Back in November I highlighted the CFG's policy goals. I double checked their website, and they haven't changed. As I've mentioned before a balanced budget and reducing the deficit play no role in the Club's stated goals. Here's how Toomey explained the rationale to Congress last year:


While shrinking the federal deficit is important, it is not crucial as an end in itself, but only to the extent that it serves as a means to another end—increasing prosperity and economic growth. At the end of the day, job growth, higher incomes, and gains in family wealth are more important than the number on the federal government’s ledger.
Since 2001, the Federal Deficit has mushroomed 63.3% to over $9.3 trillion . That works out to a little over $31,000 per citizen, and was equal to roughly 37% of the GDP last year. On a side note, I guess we shouldn't be surprised that Toomey seems to share Garrett's penchant for distorting facts (same link as above):

It is important to remember that the current deficit is only 1.5% of the Gross Domestic Product and decreasing by the day.
We spent $430 billion on interest payments in 2007, which was more than the entire non-defense discretionary budget. At some point, maybe during the campaign, Garrett and the folks at the Club would like to explain how it's beneficial to the taxpayer to have more than a third of their tax dollars going to pay interest instead of being kept in their own pockets.

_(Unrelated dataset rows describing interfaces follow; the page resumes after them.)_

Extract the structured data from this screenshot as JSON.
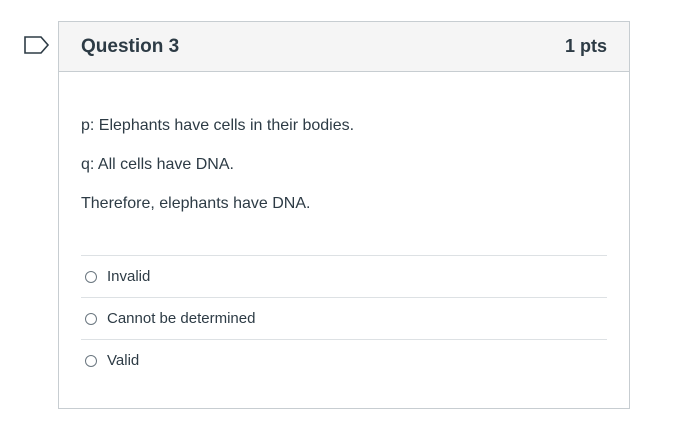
{
  "question": {
    "title": "Question 3",
    "points": "1 pts",
    "text": [
      "p: Elephants have cells in their bodies.",
      "q: All cells have DNA.",
      "Therefore, elephants have DNA."
    ],
    "answers": [
      {
        "label": "Invalid"
      },
      {
        "label": "Cannot be determined"
      },
      {
        "label": "Valid"
      }
    ]
  },
  "colors": {
    "flag": "#2d3b45",
    "header_bg": "#f5f5f5",
    "border": "#c7cdd1"
  },
  "icons": {
    "flag": "bookmark-flag-icon",
    "radio": "radio-button-icon"
  }
}
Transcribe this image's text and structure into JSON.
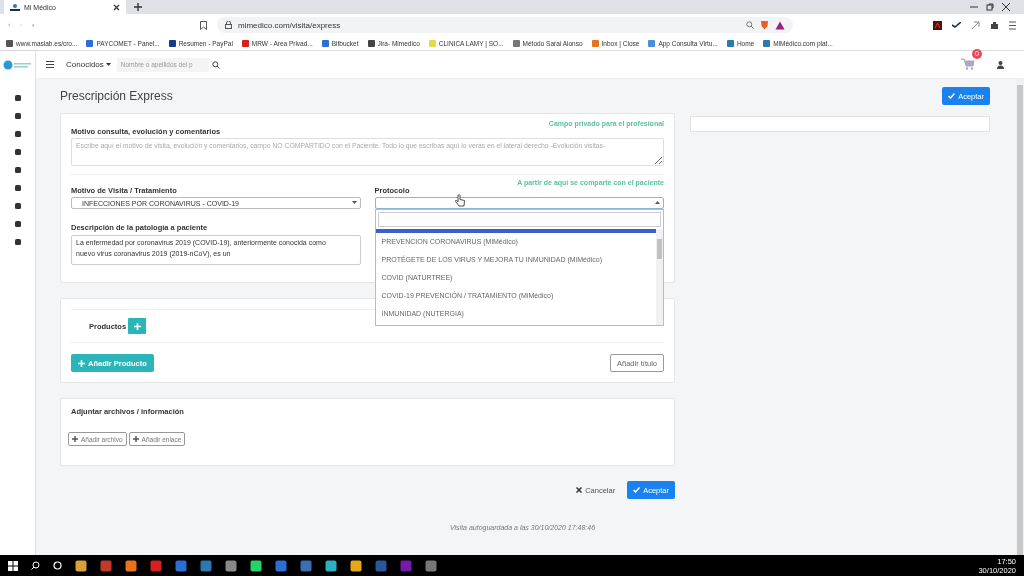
{
  "browser": {
    "tab_title": "Mi Médico",
    "url": "mimedico.com/visita/express",
    "bookmarks": [
      {
        "label": "www.maslab.es/cro...",
        "color": "#555555"
      },
      {
        "label": "PAYCOMET - Panel...",
        "color": "#2a6fd6"
      },
      {
        "label": "Resumen - PayPal",
        "color": "#1a3b8a"
      },
      {
        "label": "MRW - Area Privad...",
        "color": "#d42020"
      },
      {
        "label": "Bitbucket",
        "color": "#2a6fd6"
      },
      {
        "label": "Jira- Mimedico",
        "color": "#444444"
      },
      {
        "label": "CLINICA LAMY | SO...",
        "color": "#e6d84a"
      },
      {
        "label": "Método Sarai Alonso",
        "color": "#777777"
      },
      {
        "label": "Inbox | Close",
        "color": "#e8731c"
      },
      {
        "label": "App Consulta Virtu...",
        "color": "#4a90d9"
      },
      {
        "label": "Home",
        "color": "#2a7ab0"
      },
      {
        "label": "MiMédico.com plat...",
        "color": "#2a7ab0"
      }
    ]
  },
  "topbar": {
    "menu": "Conocidos",
    "search_placeholder": "Nombre o apellidos del p",
    "cart_badge": "0"
  },
  "page": {
    "title": "Prescripción Express",
    "accept": "Aceptar"
  },
  "consultation": {
    "label": "Motivo consulta, evolución y comentarios",
    "note": "Campo privado para el profesional",
    "placeholder": "Escribe aquí el motivo de visita, evolución y comentarios, campo NO COMPARTIDO con el Paciente. Todo lo que escribas aquí lo verás en el lateral derecho -Evolución visitas-"
  },
  "shared_note": "A partir de aquí se comparte con el paciente",
  "visit_reason": {
    "label": "Motivo de Visita / Tratamiento",
    "value": "INFECCIONES POR CORONAVIRUS - COVID-19"
  },
  "description": {
    "label": "Descripción de la patología a paciente",
    "value": "La enfermedad por coronavirus 2019 (COVID-19), anteriormente conocida como nuevo virus coronavirus 2019 (2019-nCoV), es un"
  },
  "protocol": {
    "label": "Protocolo",
    "options": [
      {
        "label": "PREVENCION CORONAVIRUS (MiMédico)",
        "selected": false
      },
      {
        "label": "PROTÉGETE DE LOS VIRUS Y MEJORA TU INMUNIDAD (MiMédico)",
        "selected": false
      },
      {
        "label": "COVID (NATURTREE)",
        "selected": false
      },
      {
        "label": "COVID-19 PREVENCIÓN / TRATAMIENTO (MiMédico)",
        "selected": false
      },
      {
        "label": "INMUNIDAD (NUTERGIA)",
        "selected": false
      }
    ]
  },
  "products": {
    "label": "Productos",
    "add_product": "Añadir Producto",
    "add_title": "Añadir título"
  },
  "attachments": {
    "title": "Adjuntar archivos / información",
    "buttons": [
      "Añadir archivo",
      "Añadir enlace"
    ]
  },
  "footer": {
    "cancel": "Cancelar",
    "accept": "Aceptar",
    "autosave": "Visita autoguardada a las 30/10/2020 17:48:46"
  },
  "taskbar": {
    "time": "17:50",
    "date": "30/10/2020"
  }
}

Over a period of time, aggressively paying down the debt could lead to a reduction in taxes of 25-30%. Playing the same numbers game others do, this would reduce the "average" tax bill by between $2,700-3,300. Or, put another way, return around $300 billion a year to families without their children having to pay it back with interest and without loss of services.

This isn't even including any corporate cuts possible. How much could the economy grow with an extra $300 billion injected, per year? How many jobs would that create?

However, that's the sort of long term planning lacking with the cut and borrowers like the CFG and Garrett. It's unfortunate really. They love to beat their own chests, padding their personal checkbooks and campaign coffers by saying they're fighting the good fight to shrink taxes; when in fact the policies they advocate ensure taxes will always be higher than they need to be.

2 comments:

Anonymous said...

I am in the Fifth District and do not make over $100,000. I will be voting for Scott Garrett. Garrett is the only republican in New Jersey that represents me. I am for less government, lower taxes, and getting government out of my life. I cannot afford to live in this district anymore because of the high taxes. Why should hard working people who save and invest their money be taxed into the grave. Unlike most people I do not have a 401k plan and so most of my investment money is in taxable accounts. High capital gains and dividends taxes do affect me. I will never vote for a socialist like Barrack Obama or any democrat.

rmfretz said...

Thanks for the comment. I hope you come back. I'm for less government and lower taxes, too. However, I see it as a long term proposition. Garrett's votes make it more expensive, not less. His votes to cut money from things like Medicaid and Head Start place more of a burden on the State in one of the few areas where we bring more money back than we send down.

Remember, Garrett said it was immoral that we were only getting 65 cents back on the dollar when he campaigned against Marge Roukema. Now, we're getting 55.